Saturday, August 31, 2013

The Body is Not in the Book of Revelation

As we read the letters, which are addressed to us through the Apostle Paul; and, on turning to the Book of Revelation, in chapters two and three we are at once conscious of a striking change. We find letters suddenly removed from the ground of “Grace” to the ground of “Works”.

The Book of Revelation contains a record (by vision and prophecy) of the events, which shall happen in the Day of Yahweh, after the Body of Christ shall have been removed from the earth. The whole Book of Revelation is concerned with the Israelite, the Gentile, and the Earth, but not with the body of Christ.

There will be a people for Yahweh on the earth during those eventful years, who are believing in Christ as the Messiah, who know nothing of him as the Savior. Will not these need special instruction? The Pauline letters will of course be of use as an historical record of what will then be past, just as we have the record of Israel’s history in the Old Testament now.

Yahweh indeed, has provided for their instruction, and warning, and encouragement, in the second and third chapters of the Book of Revelation. Right at the beginning, they are the first subjects of Divine remembrance, provision, and care.

Their needs must be first provided for, before anything else is recorded of the things which John saw; and there they will find what is specially written for their learning. We may so read them now, ourselves, and apply them, so far as we can do so consistently with the teaching for this dispensation of grace, contained in the Pauline letters.

Applying these thus, we leave the full and final interpretation for those to whom it will specially belong hereafter. If these “churches” are future assemblies of Israelite believers on the earth, after the Body of Christ has been caught up to meet Jesus, then all is clear, consistent, and easy to be understood.

The real difficulty is created by attempting to read the Body of Christ into the Book of Revelation, where it has no place. As to the “seven lamp-stands,” ought not this expression at once to send our thoughts back to the one golden lamp-stand of the Tabernacle, one lamp-stand with seven lamps, indicative of Israel’s unity in the Land and in the City.

Here, the scattered condition of the nation is just as distinctly indicated by the fact that the seven lamps are no longer united in one lamp-stand. The nation is no longer in the Land, for Jerusalem is not now the center; but the people are “scattered” in separate communities in various cities in Gentile lands.

So that just as the one lamp-stand represents Israel in its unity, the seven lamp-stands represent Israel in its dispersion; and tells us that Yahweh is about to make Jerusalem again the center of his dealings with the earth. We find nothing in our Pauline letters that fits into what is said to these assemblies.

But those readers will be at once be reminded of the various stages of their own past history, and they will find in almost every sentence some allusion to the circumstances in which they will find themselves as described in these letters in the Book of Revelation. They are written to the People supposed to be well-versed in the history of the Old Testament, and well-acquainted with all that had happened to their fathers and had been written for their admonition.

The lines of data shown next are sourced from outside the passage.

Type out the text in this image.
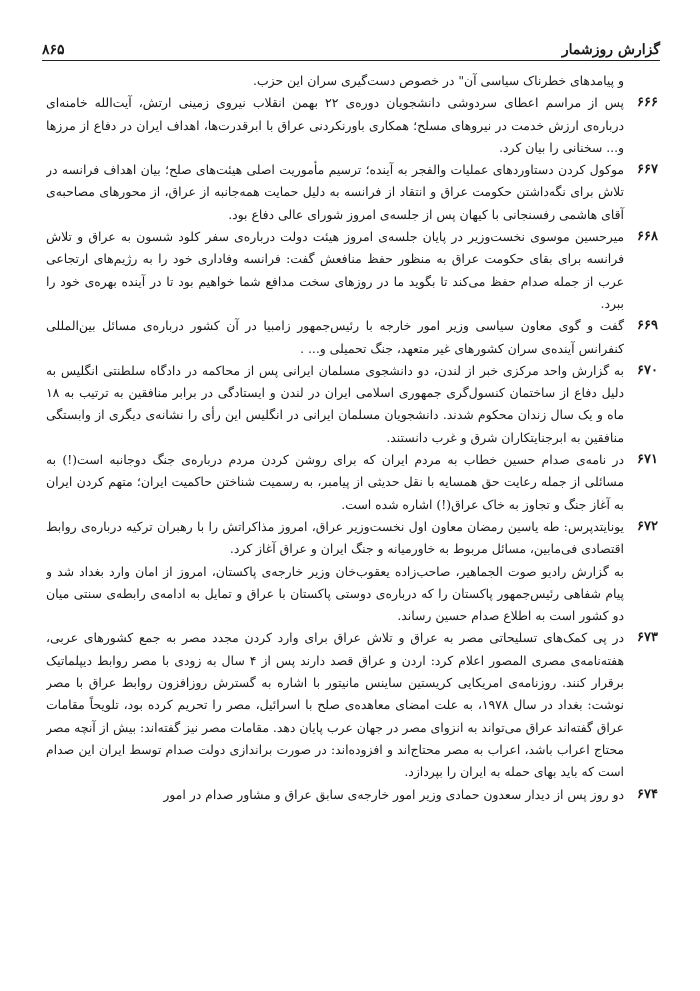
گزارش روزشمار
۸۶۵

و پیامدهای خطرناک سیاسی آن" در خصوص دست‌گیری سران این حزب.

۶۶۶

پس از مراسم اعطای سردوشی دانشجویان دوره‌ی ۲۲ بهمن انقلاب نیروی زمینی ارتش، آیت‌الله خامنه‌ای درباره‌ی ارزش خدمت در نیروهای مسلح؛ همکاری باورنکردنی عراق با ابرقدرت‌ها، اهداف ایران در دفاع از مرزها و... سخنانی را بیان کرد.

۶۶۷

موکول کردن دستاوردهای عملیات والفجر به آینده؛ ترسیم مأموریت اصلی هیئت‌های صلح؛ بیان اهداف فرانسه در تلاش برای نگه‌داشتن حکومت عراق و انتقاد از فرانسه به دلیل حمایت همه‌جانبه از عراق، از محورهای مصاحبه‌ی آقای هاشمی رفسنجانی با کیهان پس از جلسه‌ی امروز شورای عالی دفاع بود.

۶۶۸

میرحسین موسوی نخست‌وزیر در پایان جلسه‌ی امروز هیئت دولت درباره‌ی سفر کلود شسون به عراق و تلاش فرانسه برای بقای حکومت عراق به منظور حفظ منافعش گفت: فرانسه وفاداری خود را به رژیم‌های ارتجاعی عرب از جمله صدام حفظ می‌کند تا بگوید ما در روزهای سخت مدافع شما خواهیم بود تا در آینده بهره‌ی خود را ببرد.

۶۶۹

گفت و گوی معاون سیاسی وزیر امور خارجه با رئیس‌جمهور زامبیا در آن کشور درباره‌ی مسائل بین‌المللی کنفرانس آینده‌ی سران کشورهای غیر متعهد، جنگ تحمیلی و... .

۶۷۰

به گزارش واحد مرکزی خبر از لندن، دو دانشجوی مسلمان ایرانی پس از محاکمه در دادگاه سلطنتی انگلیس به دلیل دفاع از ساختمان کنسول‌گری جمهوری اسلامی ایران در لندن و ایستادگی در برابر منافقین به ترتیب به ۱۸ ماه و یک سال زندان محکوم شدند. دانشجویان مسلمان ایرانی در انگلیس این رأی را نشانه‌ی دیگری از وابستگی منافقین به ابرجنایتکاران شرق و غرب دانستند.

۶۷۱

در نامه‌ی صدام حسین خطاب به مردم ایران که برای روشن کردن مردم درباره‌ی جنگ دوجانبه است(!) به مسائلی از جمله رعایت حق همسایه با نقل حدیثی از پیامبر، به رسمیت شناختن حاکمیت ایران؛ متهم کردن ایران به آغاز جنگ و تجاوز به خاک عراق(!) اشاره شده است.

۶۷۲

یونایتدپرس: طه یاسین رمضان معاون اول نخست‌وزیر عراق، امروز مذاکراتش را با رهبران ترکیه درباره‌ی روابط اقتصادی فی‌مابین، مسائل مربوط به خاورمیانه و جنگ ایران و عراق آغاز کرد.

به گزارش رادیو صوت الجماهیر، صاحب‌زاده یعقوب‌خان وزیر خارجه‌ی پاکستان، امروز از امان وارد بغداد شد و پیام شفاهی رئیس‌جمهور پاکستان را که درباره‌ی دوستی پاکستان با عراق و تمایل به ادامه‌ی رابطه‌ی سنتی میان دو کشور است به اطلاع صدام حسین رساند.

۶۷۳

در پی کمک‌های تسلیحاتی مصر به عراق و تلاش عراق برای وارد کردن مجدد مصر به جمع کشورهای عربی، هفته‌نامه‌ی مصری المصور اعلام کرد: اردن و عراق قصد دارند پس از ۴ سال به زودی با مصر روابط دیپلماتیک برقرار کنند. روزنامه‌ی امریکایی کریستین ساینس مانیتور با اشاره به گسترش روزافزون روابط عراق با مصر نوشت: بغداد در سال ۱۹۷۸، به علت امضای معاهده‌ی صلح با اسرائیل، مصر را تحریم کرده بود، تلویحاً مقامات عراق گفته‌اند عراق می‌تواند به انزوای مصر در جهان عرب پایان دهد. مقامات مصر نیز گفته‌اند: بیش از آنچه مصر محتاج اعراب باشد، اعراب به مصر محتاج‌اند و افزوده‌اند: در صورت براندازی دولت صدام توسط ایران این صدام است که باید بهای حمله به ایران را بپردازد.

۶۷۴

دو روز پس از دیدار سعدون حمادی وزیر امور خارجه‌ی سابق عراق و مشاور صدام در امور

Instructed in the past history of their nation, they will readily understand the relation between the testings and judgments in the past with which they are familiar, and those similar circumstances in which they will find themselves in a yet future day. As we read these letters, the references to the Old Testament in the seven letters correspond with the historical order of the events, so it is with respect to the promises contained in these letters.

While the historical events connected with the rebukes are carried down from Exodus to the period of the Minor Prophets, the promises cover a different period; commencing with the period of Eden, and ending with the period of Solomon. The subjects of the rebukes follow the order of the departure of the People from Yahweh. Their decline and apostasy is traced out in the historical references contained in these letters.

But when we turn to the promises, then all is different. Thy proceed in the opposite direction. The order, instead of descending from Israel’s highest ground of privilege (Exodus) to the lowest stage of destitution (Minor Prophets), the order ascends from tending a garden to sharing his throne. The seven promises are all intensely individual, there is no corporate existence recognized as such.


Each one of the seven promises commences with the same words, “to him that overcomes.” Such phraseology is foreign to the Pauline letters.